Unlock the editor’s summary for free
Roula Khalaf, editor of the FT, selects her favorite stories in this weekly newsletter.
Imagine an experiment in which the opinions (otherwise identical) of male or older economists are presented to the public. What would you expect to be more persuasive? I think my first assumption would be “none”, in line with the famous pronouncement of former British politician Michael Gove during the Brexit campaign that people “have had enough experts.” Otherwise, my next assumption would be “men”, based on research that suggests that there are still a “Authority Gap” In the way people perceive men and women. But when economists Hans Henrik Sievertsen and Sarah Smith conducted this experiment In real life, The results showed me to be wrong in both aspects.
Sievertsen and Smith showed some 3,000 members of the public in the United States a series of statements on economic issues, from financial regulation to unexpected profit taxes and AI. They were informed if an economist called real life agreed, he agreed, he was uncertain, disagree or disagree with that statement. Then they asked the person for his own opinion. The opinions of experts were extracted from a panel Directed by the University of Chicagowhich regularly causes the opinions of the main academic economists in the best American universities on various issues.

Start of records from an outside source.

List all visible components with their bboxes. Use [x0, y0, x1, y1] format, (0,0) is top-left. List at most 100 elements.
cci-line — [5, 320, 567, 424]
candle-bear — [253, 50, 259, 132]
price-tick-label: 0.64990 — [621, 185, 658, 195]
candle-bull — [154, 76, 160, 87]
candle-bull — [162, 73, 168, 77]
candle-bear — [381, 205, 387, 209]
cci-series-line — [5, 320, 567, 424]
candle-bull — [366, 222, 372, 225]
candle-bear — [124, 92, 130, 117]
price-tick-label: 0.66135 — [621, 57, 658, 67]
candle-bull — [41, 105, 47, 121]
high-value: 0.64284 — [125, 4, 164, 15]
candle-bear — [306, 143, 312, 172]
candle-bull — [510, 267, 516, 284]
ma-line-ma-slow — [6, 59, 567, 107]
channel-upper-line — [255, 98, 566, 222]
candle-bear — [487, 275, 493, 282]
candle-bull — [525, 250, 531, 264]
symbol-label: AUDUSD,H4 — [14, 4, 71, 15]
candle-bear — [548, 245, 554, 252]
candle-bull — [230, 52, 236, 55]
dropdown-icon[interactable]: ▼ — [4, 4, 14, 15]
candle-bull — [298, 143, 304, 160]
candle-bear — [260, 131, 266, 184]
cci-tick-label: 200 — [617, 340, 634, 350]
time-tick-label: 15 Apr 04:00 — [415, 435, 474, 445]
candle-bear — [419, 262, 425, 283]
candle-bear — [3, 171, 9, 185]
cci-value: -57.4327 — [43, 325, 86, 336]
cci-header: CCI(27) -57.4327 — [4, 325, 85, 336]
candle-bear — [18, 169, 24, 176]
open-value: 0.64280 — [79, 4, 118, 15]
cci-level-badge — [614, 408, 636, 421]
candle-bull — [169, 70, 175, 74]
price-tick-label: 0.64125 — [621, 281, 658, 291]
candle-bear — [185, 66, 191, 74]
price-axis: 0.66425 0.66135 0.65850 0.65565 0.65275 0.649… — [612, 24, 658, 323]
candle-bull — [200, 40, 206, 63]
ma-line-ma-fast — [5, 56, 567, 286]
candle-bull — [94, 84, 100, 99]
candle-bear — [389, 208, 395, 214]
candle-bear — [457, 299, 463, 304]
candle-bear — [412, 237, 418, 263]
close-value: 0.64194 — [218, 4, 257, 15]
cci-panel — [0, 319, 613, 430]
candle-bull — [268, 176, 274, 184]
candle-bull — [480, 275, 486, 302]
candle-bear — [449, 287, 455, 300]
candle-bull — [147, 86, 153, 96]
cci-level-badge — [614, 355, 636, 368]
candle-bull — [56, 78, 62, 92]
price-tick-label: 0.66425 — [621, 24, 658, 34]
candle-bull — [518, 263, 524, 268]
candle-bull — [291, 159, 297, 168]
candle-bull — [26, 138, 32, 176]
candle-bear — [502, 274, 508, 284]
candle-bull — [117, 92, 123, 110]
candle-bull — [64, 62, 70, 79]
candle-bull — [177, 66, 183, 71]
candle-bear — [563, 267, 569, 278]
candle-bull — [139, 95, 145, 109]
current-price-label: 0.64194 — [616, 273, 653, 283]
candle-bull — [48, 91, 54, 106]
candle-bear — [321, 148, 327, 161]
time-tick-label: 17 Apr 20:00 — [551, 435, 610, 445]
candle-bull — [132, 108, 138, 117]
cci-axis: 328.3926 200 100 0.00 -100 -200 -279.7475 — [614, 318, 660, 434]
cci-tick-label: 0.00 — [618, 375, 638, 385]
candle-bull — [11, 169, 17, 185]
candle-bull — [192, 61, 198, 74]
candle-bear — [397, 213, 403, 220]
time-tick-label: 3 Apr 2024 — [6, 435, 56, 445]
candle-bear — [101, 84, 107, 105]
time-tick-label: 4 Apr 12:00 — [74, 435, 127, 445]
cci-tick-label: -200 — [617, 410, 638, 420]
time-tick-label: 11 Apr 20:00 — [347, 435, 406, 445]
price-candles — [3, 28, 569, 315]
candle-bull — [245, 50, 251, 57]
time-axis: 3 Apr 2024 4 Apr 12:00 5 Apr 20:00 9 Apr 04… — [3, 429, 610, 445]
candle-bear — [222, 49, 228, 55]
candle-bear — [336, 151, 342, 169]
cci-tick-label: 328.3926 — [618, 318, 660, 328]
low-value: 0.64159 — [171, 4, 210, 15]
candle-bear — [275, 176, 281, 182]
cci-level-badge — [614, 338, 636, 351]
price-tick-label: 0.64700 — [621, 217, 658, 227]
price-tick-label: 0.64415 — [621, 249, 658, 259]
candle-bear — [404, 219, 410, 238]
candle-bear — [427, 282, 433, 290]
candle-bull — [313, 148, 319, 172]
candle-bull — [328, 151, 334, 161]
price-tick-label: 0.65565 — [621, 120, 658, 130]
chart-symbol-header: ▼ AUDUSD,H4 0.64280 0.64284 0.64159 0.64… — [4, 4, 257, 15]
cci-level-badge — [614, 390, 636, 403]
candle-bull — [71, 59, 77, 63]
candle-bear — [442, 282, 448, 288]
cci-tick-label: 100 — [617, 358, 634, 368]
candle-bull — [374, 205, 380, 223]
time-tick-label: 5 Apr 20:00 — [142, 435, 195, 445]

The study found that public opinion on these issues was influenced by the opinions of economists. Even more interesting, female economists were more influential than male. The additional effect of seeing an opinion expressed by a female expert was 20 percent greater than the effect of seeing the same opinion expressed by a male expert.
Why could that be? In search of answers, the researchers have the experiment, but this time they eliminated information about the expert’s credentials (the title of their teacher and the name of their university). When the only thing the public knew was that they were “economists”, the gender gap disappeared: men and women were equally persuasive with the public.
For Sievertsen and Smith, the best explanation for their findings is that public members are assuming their account: that it has become professors in prestigious universities in a field dominated by men, women must be more impressive than men. “In a nutshell, visibly successful women, if they have” achieved “in stereotypically male domains, can be perceived as better than their male counterparts,” they wrote in their article.
Some other studies have found a similar phenomenon. In one experimentacademics directed some Game -based tests In Ethiopia to study whether people followed the advice differently when they were randomly assigned a male or female leader (which was otherwise identical). That experiment found that people were less likely to follow the guidance of a female leader. But when the researchers told a subset of people that their leader was of high skill, people were more likely to follow the guide of the “high capacity” of women than the man of “high capacity.”
They are right in which people assume that a woman who has been successful in a field dominated by men should be better What your male counterparts? Or is this very unfair to men? “I would not say that we know that women have to be better” to reach the top of the economy, Smith told me. “But we certainly know that there is stereotyped discrimination against women below in the process.”
In a study, for example, automatic learning techniques were used to study audio recordings of more than 1,700 economic seminars. He analysis They discovered that the female speakers were interrupted more frequently and before male speakers and that additional interruptions arose largely from members of the women’s audience, instead of men. The study also found that men were more likely to comment instead of asking questions to the presenters.
Other study They discovered that men had a mandate at approximately at the same rate, regardless of whether they were co -authors of research work or wrote them alone, while women were less likely to receive tenure, the more co -author the documents.
Whether members of the public are right to assume that the bar is higher for women in certain professions dominated by men, it is useful to know that it is the assumption they may be doing.
If, for example, you are an older woman in a field dominated by men and you are about to do something that guides the public, suggests that you should silence the inner voice that whispers that the audience could rule out or discard your experience. In fact, they could well be thinking: “It must be very impressive to have reached where it is. I will hear what it has to say.”